Semarang,Gatra.com - Kuasa hukum Sucipto Hadi Purnomo dari LBH Semarang Herdin Pardjoangan menyanggah tudingan bahwa gugatan yang kliennya layangkan prematur dan salah alamat.
"Bebas aja mereka (rektor unnes) berpendapat apa, tapi yang jelas SK yang diberikan kepada klien saya, dikeluarkan oleh rektor Unnes Fathur Rokhman jadi yang digugat adalah rektor sendiri. Jadi salahnya dimana," jelasnya saat dihubungi Gatra.com, Rabu (10/6).
Menurut Herdin, selama ini kliennya juga diperlakukan seolah-olah tengah menjalani hukuman atas dugaan pelanggaran disiplin. Sebab, dosen Bahasa dan Sastra Jawa ini tidak mendapatkan tunjangan profesi dan remunerasi karena pembebasan tugas sementara yang dijalaninya.
"Padahal dalam konteks PNS yang diduga melakukan pelanggaran dispilin dan dibebaskan sementara dari tugas jabatan struktural pun, yang bersangkutan tetap berhak masuk kerja dan mendapatkan hak-hak kepegawainya," tegasnya.
Baca juga : Kuasa Hukum Rektor Unnes Anggap Gugatan SHP Prematur
Selain itu dalam PP 53 dijelaskan, pembebasan tugas sementara hanya diberlakukan bagi PNS yang menduduki jabatan struktural.
"Sucipto ini hanya dosen biasa.
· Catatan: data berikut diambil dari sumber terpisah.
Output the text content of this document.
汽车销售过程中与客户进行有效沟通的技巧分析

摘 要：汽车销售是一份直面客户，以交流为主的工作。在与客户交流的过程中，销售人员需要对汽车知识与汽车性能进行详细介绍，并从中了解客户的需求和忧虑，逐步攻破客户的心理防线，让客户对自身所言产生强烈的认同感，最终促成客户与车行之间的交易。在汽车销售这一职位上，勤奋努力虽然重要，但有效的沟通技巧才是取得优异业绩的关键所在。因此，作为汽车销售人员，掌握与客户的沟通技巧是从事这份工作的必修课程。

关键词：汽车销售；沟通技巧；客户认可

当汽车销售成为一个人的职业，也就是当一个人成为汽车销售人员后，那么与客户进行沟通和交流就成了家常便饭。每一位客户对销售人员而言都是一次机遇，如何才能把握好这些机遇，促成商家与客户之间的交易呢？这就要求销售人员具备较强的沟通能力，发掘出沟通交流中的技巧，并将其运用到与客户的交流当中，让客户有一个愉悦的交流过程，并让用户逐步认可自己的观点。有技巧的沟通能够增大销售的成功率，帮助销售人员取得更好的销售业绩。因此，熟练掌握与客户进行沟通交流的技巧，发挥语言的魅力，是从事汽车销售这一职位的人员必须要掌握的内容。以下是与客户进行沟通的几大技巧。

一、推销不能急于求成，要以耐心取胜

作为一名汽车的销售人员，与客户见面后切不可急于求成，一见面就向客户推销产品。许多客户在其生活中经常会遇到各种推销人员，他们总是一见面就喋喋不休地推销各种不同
Jadi pembebasan tugas yang klien saya dapatkan tidak tepat karena menyalahi maksud dan tujuan dari PP 53 Tahun 2010," tambahnya.
Untuk itu, ia meminta majelis hakim untuk mengabulkan beberapa hal yang menjadi sumber gugatan dalam kasus ini. Diantaranya ialah memerintahkan rektor Unnes, untuk menunda pelaksanaan dan bahkan mencabut keputusan dalam SK tersebut. Atau majelis Hakim sendirilah yang menyatakan batal atau tidak sahnya surat SK Rektor Unnes tersebut.
"Rektor Unnes juga harus membayar ganti kerugian terhadap tunjangan profesi dan Remunerasi senilai Rp. 4.500.000, terhitung sejak April 2020, hingga perkara ini dinyatakan berkekuatan hukum tetap," tandasnya.